A Davos dal 16 al 20 gennaio va in scena la globalizzazione colpita dalle crisi convergenti delle tensioni geopolitiche, delle problematiche economiche, delle sfide energetiche e della questione ambientale. Va in scena nella nuova edizione del summit del World Economic Forum che nello slogan recita “Cooperazione in un mondo frammentato”. Un titolo azzeccato, che svela come ormai il mondo di Davos sia passato da essere il terreno di esaltazione della globalizzazione a diventare la base dei mea culpa sistemici contro le sue crisi struttrali.
Non esiste più il mito dell’uomo di Davos, poliglotta e liquido interprete della globalizzazione formato Flatlandia del sogno liberale Anni Novanta in cui le uniche due dimensioni globali accettabili erano mercato e liberaldemocrazia. Esiste però ancora il ridotto sulle Alpi svizzere in cui, anno dopo anno, il think tank di Klaus Schwab riunisce manager, decisori politici, opinion leader, scienziati per discutere sul futuro della globalizzazione. In nome del “capitalismo dal volto umano“ dei portatori di interesse, gli stakeholder, sostanziatosi nel sostegno alla transizione energetica e al governo della rivoluzione digitale che tanto ha fatto agitare i cantori del complotto (il famigerato “Grande Reset” visto come progetto globale guidato da Davos) l’élite riunita dal Wef si fa anno dopo anno meno cosmopolita e più tesa a ragionamenti tutt’altro che “positivisti” sul futuro della globalizzazione.
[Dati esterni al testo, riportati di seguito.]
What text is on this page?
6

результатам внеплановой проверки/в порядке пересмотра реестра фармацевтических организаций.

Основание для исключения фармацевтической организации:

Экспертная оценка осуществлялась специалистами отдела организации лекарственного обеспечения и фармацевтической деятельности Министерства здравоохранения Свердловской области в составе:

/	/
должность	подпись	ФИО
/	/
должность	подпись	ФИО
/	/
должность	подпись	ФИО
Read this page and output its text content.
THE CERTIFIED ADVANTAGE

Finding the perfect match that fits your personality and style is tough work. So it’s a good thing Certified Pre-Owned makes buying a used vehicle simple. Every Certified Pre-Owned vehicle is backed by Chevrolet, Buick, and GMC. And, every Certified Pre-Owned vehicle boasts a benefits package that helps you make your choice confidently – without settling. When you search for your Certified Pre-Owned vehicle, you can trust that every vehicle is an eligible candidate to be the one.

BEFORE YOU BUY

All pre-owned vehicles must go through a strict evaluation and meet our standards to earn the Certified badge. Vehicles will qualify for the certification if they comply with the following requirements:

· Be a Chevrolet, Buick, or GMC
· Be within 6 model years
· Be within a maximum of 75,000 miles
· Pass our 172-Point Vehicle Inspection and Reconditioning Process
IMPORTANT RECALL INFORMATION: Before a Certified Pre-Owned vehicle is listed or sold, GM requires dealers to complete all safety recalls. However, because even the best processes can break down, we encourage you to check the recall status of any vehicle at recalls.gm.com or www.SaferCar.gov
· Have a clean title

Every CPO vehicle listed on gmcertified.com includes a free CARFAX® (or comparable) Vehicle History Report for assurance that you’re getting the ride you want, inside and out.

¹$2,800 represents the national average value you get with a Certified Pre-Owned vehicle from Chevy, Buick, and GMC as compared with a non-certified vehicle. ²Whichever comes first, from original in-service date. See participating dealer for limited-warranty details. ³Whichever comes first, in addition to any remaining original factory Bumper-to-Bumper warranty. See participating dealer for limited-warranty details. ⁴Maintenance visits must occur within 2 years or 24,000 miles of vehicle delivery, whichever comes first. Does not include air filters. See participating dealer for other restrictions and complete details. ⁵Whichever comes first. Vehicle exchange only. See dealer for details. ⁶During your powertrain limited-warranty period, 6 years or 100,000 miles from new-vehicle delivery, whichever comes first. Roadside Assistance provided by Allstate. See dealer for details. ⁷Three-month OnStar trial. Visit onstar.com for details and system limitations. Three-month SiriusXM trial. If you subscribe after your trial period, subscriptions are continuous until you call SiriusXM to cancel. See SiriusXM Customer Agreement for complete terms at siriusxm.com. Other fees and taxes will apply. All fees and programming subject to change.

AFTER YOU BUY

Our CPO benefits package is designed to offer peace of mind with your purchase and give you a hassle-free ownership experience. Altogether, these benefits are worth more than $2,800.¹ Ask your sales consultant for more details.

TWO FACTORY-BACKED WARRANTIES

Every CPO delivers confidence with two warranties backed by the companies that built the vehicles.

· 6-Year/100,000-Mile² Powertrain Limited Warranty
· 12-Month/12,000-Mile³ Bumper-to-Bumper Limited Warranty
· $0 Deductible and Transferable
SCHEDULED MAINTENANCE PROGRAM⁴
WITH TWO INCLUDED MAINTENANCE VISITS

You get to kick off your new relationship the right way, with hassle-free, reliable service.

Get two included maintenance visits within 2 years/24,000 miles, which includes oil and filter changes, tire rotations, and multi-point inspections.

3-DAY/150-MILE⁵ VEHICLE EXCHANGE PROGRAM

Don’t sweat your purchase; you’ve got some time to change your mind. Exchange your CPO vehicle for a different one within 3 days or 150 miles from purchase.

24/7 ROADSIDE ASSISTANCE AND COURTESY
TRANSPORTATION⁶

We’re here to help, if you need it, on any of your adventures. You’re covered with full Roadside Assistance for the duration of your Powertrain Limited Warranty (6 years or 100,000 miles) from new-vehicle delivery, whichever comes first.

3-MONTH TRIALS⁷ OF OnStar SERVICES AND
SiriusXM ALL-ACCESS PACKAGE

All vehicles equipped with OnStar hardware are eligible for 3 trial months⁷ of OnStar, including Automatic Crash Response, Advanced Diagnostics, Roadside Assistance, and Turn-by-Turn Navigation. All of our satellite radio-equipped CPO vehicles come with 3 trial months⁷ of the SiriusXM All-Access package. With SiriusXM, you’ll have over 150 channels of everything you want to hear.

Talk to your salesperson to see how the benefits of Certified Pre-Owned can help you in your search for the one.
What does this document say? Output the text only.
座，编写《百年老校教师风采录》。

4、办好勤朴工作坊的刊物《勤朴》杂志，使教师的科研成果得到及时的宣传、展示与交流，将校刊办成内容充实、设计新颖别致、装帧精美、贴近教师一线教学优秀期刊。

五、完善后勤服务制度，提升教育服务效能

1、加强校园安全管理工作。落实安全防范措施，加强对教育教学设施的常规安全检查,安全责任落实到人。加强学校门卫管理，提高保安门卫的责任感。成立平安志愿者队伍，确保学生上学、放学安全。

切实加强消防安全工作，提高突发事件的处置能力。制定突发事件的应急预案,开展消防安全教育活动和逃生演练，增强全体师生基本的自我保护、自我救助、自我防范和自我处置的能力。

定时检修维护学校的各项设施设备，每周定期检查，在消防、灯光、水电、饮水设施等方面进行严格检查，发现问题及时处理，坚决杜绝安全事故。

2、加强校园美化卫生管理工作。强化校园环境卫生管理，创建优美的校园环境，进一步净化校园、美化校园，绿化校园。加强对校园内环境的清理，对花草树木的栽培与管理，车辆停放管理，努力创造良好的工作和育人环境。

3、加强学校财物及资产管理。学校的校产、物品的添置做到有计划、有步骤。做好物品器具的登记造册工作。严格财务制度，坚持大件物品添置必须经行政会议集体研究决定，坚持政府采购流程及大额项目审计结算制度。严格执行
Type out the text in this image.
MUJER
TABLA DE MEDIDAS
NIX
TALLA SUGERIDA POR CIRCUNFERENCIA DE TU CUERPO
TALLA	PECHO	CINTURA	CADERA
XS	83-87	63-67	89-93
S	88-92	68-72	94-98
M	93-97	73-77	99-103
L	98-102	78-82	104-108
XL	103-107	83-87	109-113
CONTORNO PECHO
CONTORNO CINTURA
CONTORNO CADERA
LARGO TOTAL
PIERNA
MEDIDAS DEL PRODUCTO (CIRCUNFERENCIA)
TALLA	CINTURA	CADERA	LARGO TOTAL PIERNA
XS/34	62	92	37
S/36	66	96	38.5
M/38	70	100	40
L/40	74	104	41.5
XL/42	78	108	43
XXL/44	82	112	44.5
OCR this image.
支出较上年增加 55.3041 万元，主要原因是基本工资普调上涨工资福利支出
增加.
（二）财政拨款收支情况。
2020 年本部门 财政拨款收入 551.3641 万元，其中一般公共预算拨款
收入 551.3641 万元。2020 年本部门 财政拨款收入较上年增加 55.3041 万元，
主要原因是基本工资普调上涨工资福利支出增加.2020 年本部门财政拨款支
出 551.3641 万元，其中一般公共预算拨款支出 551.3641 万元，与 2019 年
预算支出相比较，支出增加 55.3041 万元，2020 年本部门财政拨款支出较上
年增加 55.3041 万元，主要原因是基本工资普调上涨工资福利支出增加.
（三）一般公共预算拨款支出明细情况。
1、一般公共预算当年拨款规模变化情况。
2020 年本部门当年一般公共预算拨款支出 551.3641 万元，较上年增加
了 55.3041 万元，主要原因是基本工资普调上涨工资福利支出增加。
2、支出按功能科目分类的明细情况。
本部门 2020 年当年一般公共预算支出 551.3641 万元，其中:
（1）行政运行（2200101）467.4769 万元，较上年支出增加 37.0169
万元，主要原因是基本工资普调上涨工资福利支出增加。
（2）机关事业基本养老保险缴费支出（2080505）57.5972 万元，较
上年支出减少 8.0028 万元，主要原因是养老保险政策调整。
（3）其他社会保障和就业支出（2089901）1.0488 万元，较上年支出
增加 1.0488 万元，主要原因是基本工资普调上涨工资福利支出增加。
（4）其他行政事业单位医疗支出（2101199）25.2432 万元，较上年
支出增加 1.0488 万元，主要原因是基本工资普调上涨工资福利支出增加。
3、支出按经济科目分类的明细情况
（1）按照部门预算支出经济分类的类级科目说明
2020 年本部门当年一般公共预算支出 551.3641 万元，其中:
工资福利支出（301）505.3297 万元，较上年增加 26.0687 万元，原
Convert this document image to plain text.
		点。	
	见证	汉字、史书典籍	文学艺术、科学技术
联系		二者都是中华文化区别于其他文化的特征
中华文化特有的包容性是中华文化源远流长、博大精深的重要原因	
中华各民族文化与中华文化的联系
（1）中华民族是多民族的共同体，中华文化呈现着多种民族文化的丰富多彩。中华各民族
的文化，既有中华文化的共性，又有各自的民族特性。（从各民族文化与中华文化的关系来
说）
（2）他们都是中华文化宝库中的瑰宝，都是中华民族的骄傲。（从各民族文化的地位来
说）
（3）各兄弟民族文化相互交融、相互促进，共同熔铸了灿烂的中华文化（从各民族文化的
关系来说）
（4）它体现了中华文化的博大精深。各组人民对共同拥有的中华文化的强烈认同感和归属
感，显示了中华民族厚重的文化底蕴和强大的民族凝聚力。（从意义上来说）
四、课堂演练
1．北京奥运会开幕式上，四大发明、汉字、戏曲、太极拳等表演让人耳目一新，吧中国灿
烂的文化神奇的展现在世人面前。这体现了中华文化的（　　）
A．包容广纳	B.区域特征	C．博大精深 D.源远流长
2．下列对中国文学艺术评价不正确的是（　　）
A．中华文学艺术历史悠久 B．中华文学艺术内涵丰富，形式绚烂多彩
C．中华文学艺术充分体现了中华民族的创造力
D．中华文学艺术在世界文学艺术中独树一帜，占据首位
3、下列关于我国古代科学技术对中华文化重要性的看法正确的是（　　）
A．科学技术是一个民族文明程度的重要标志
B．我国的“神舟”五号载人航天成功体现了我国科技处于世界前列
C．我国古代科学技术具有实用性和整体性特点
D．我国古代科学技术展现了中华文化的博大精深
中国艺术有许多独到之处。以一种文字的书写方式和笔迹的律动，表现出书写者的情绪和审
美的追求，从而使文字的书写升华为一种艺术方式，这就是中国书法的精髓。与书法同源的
“La Montagna Incantata, Il classico romanzo di Thomas Mann, ambientato a Davos, sullo sfondo di una malattia mortale e di un’imminente guerra mondiale, è stato pubblicato quasi un secolo fa”, nota con attenzione il Financial Times. “Ma – continua il quotidiano anglosassone – mentre i delegati del World Economic Forum si riuniscono di nuovo a Davos quest’anno, il mondo di Mann si sente scomodamente vicino al nostro. Il timore che assilla il WEF è che un lungo periodo di pace, prosperità e integrazione economica globale possa volgere al termine, proprio come accadde nel 1914″.
Le nuove sfide di una Davos disincantata
La pace è finita, come ricorda il titolo dell’omonimo saggio del direttore di Limes Lucio Caracciolo, ma gramscianamente parlando siamo in una fase di interregno. Nel lungo ventennio delle emergenze tra l’11 settembre e il Covid la globalizzazione come la conoscevamo si è trasfigurata, ma il nuovo ordine deve ancora emergere. Certamente è finita la Flatlandia che spesso a Davos si è immaginata promuovendo a nuovi cantori dell’ordine globale star mediatiche, miliardari-filantropi e attivisti mettendo in secondo ruolo la politica.
Negli ultimi anni Davos è stata la capitale del ritorno del primato della politica nel mondo globalizzato. Ha iniziato nel 2017 Xi Jinping, hanno proseguito nei due anni successivi Narendra Modi e Jair Bolsonaro: la sfilata di leader dei Paesi non più “in via di sviluppo” ha reso globale l’agenda di Davos. Il Covid ha portato il forum di Schwab a interrogarsi sul futuro stesso della globalizzazione, la guerra russo-ucraina ha nettamente politicizzato, in senso critico a Mosca, l’edizione 2022.
Ora l’obiettivo è capire se Davos sarà ancora la “Montagna incantata” in cui le crisi vengono discusse e analizzate o se dalla cittadina svizzera inizierà la retorica della de-globalizzazione spinta. In ogni caso, il centro alpino apparso in passato torre d’avorio lontana dalla realtà di un mondo in cambiamento sta provando, timidamente, ad approcciarsi ad esso.
Da cantore della globalizzazione, il Forum di Davos vuole diventare araldo del suo cambiamento dopo aver interiorizzato gli effetti delle spinte sovraniste e delle pulsioni critiche ricevute da ambientalisti, organizzazioni sindacali, istituzioni religiose per la natura eccessivamente accentratrice del sistema finanziario globale sulle altre componenti della globalizzazione stessa. Perché questa svolta sia completa, servirà fornire una base di dialogo non solo per analizzare i problemi ma anche per risolverli. Fornendo, con quella disintermediazione che la natura privatistica del contesto può aiutare a realizzare, ciò che oggi appare rivoluzionario nelle relazioni internazionali: la possibilità di occasioni franche di confronto tra élite di segno politico, obiettivi e visione differenti che si troveranno, per cinque giorni, gomito a gomito a Davos. Capitale della globalizzazione, ieri come oggi.